Two other blast victims, a Navy corpsman and his wife, were flown to hospitals with serious injuries including third-degree burns.
• HUGE WAREHOUSE FIRE SENDS PLUMES OF SMOKE SKYWARD: VALLEJO (AP) — A four-alarm fire that engulfed a vacant warehouse at a one-time Navy shipyard is under control after sending up plumes of smoke visible across the San Francisco Bay area.
The San Francisco Chronicle reports that the fire erupted around 10 a.m. Sunday on Mare Island near Vallejo.
Vallejo Fire Department Chief Paige Meyer said firefighters had tamed the blaze by 12:30 p.m. No one was injured.
Meyer says firefighters will monitor the smoldering ruin to make sure the fire does not re-ignite.

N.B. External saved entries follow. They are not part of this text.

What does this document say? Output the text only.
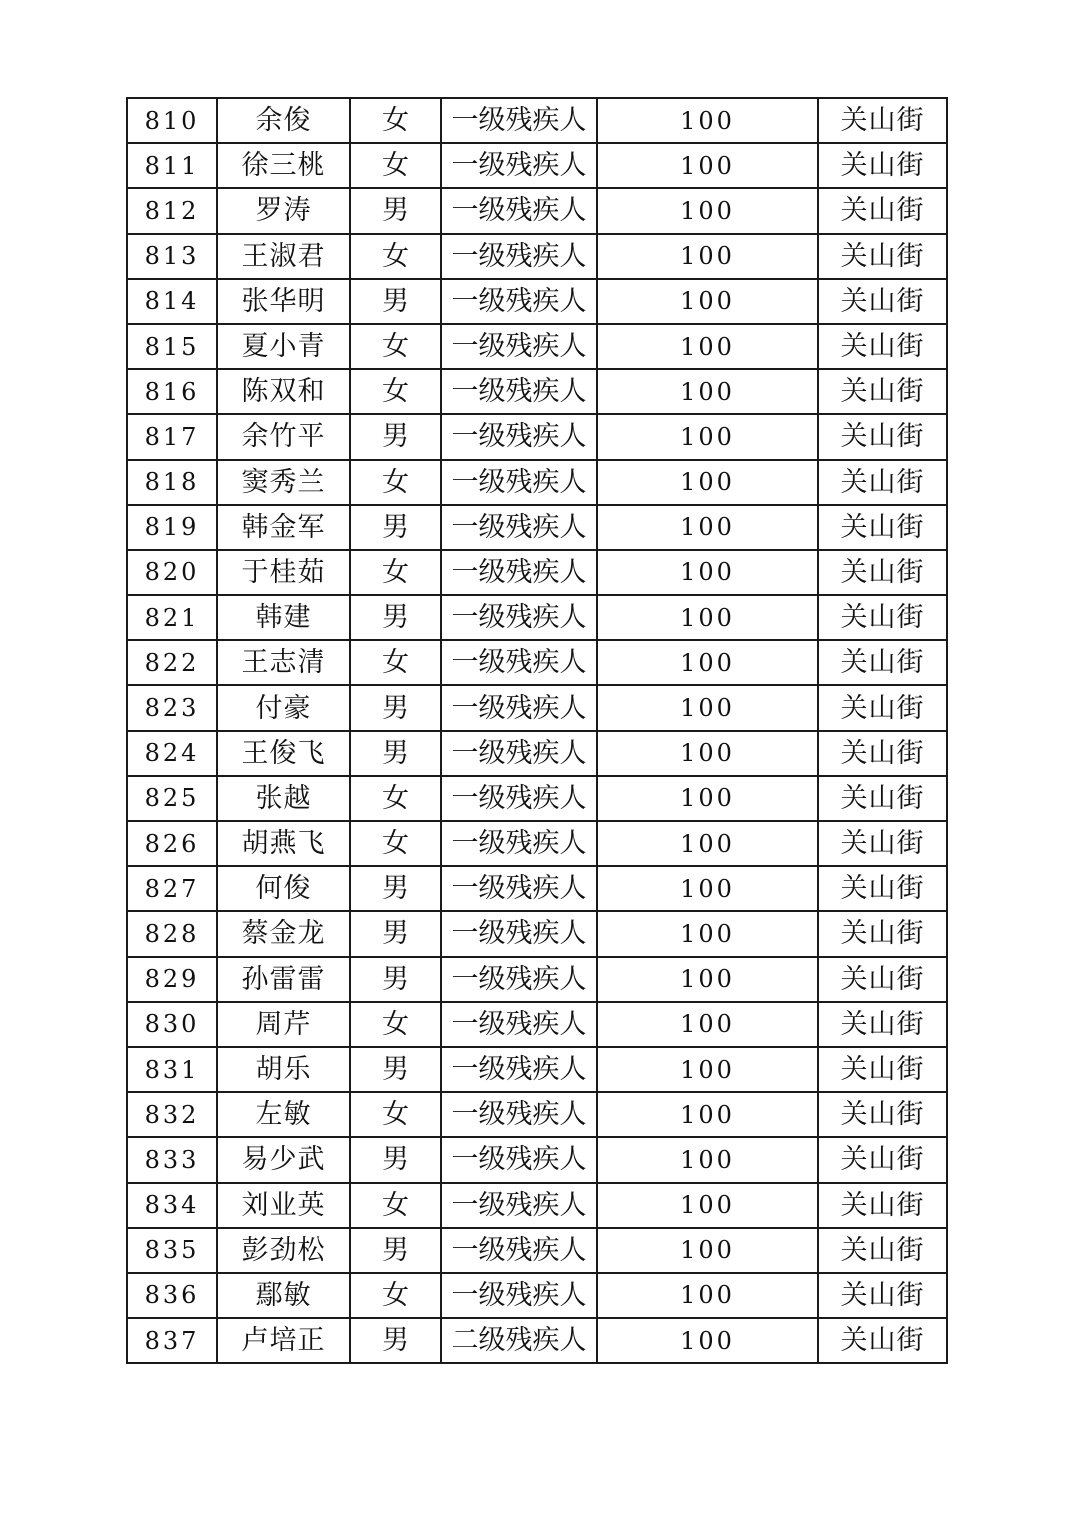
810	余俊	女	一级残疾人	100	关山街
811	徐三桃	女	一级残疾人	100	关山街
812	罗涛	男	一级残疾人	100	关山街
813	王淑君	女	一级残疾人	100	关山街
814	张华明	男	一级残疾人	100	关山街
815	夏小青	女	一级残疾人	100	关山街
816	陈双和	女	一级残疾人	100	关山街
817	余竹平	男	一级残疾人	100	关山街
818	窦秀兰	女	一级残疾人	100	关山街
819	韩金军	男	一级残疾人	100	关山街
820	于桂茹	女	一级残疾人	100	关山街
821	韩建	男	一级残疾人	100	关山街
822	王志清	女	一级残疾人	100	关山街
823	付豪	男	一级残疾人	100	关山街
824	王俊飞	男	一级残疾人	100	关山街
825	张越	女	一级残疾人	100	关山街
826	胡燕飞	女	一级残疾人	100	关山街
827	何俊	男	一级残疾人	100	关山街
828	蔡金龙	男	一级残疾人	100	关山街
829	孙雷雷	男	一级残疾人	100	关山街
830	周芹	女	一级残疾人	100	关山街
831	胡乐	男	一级残疾人	100	关山街
832	左敏	女	一级残疾人	100	关山街
833	易少武	男	一级残疾人	100	关山街
834	刘业英	女	一级残疾人	100	关山街
835	彭劲松	男	一级残疾人	100	关山街
836	鄢敏	女	一级残疾人	100	关山街
837	卢培正	男	二级残疾人	100	关山街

The 150,000-square-foot wooden structure at the defunct Mare Island Naval Shipyard was scheduled to be demolished sometime in the next year.
The Vallejo Fire Department says homeless people sometimes stayed in the warehouse and a campfire may have started the blaze, though no cause has been determined.
• NAVY: 8 CALIF.-BASED SAILORS DISCHARGED FOR HAZING: SAN DIEGO (AP) — Eight sailors have been discharged from the Navy after a hazing incident aboard a San Diego-based amphibious assault ship that was captured on video and included the choking of a fellow sailor, a Navy spokesman said Saturday.
The eight received general discharges following allegations they assaulted and choked the sailor aboard the ship, the Bonhomme Richard, as part of a rite to initiate the sailor into a new department, said Lt. Commander David McKinney.
McKinney said the assault, which took place Jan. 17 in the ship’s berthing area, was videotaped, and the victim treated for injuries.
“He was choked out, evidently blacked out and had bruising,” said McKinney.
The injuries were not serious, but the sailor sought treatment and reported the incident to his superiors, leading to the discharges, McKinney said.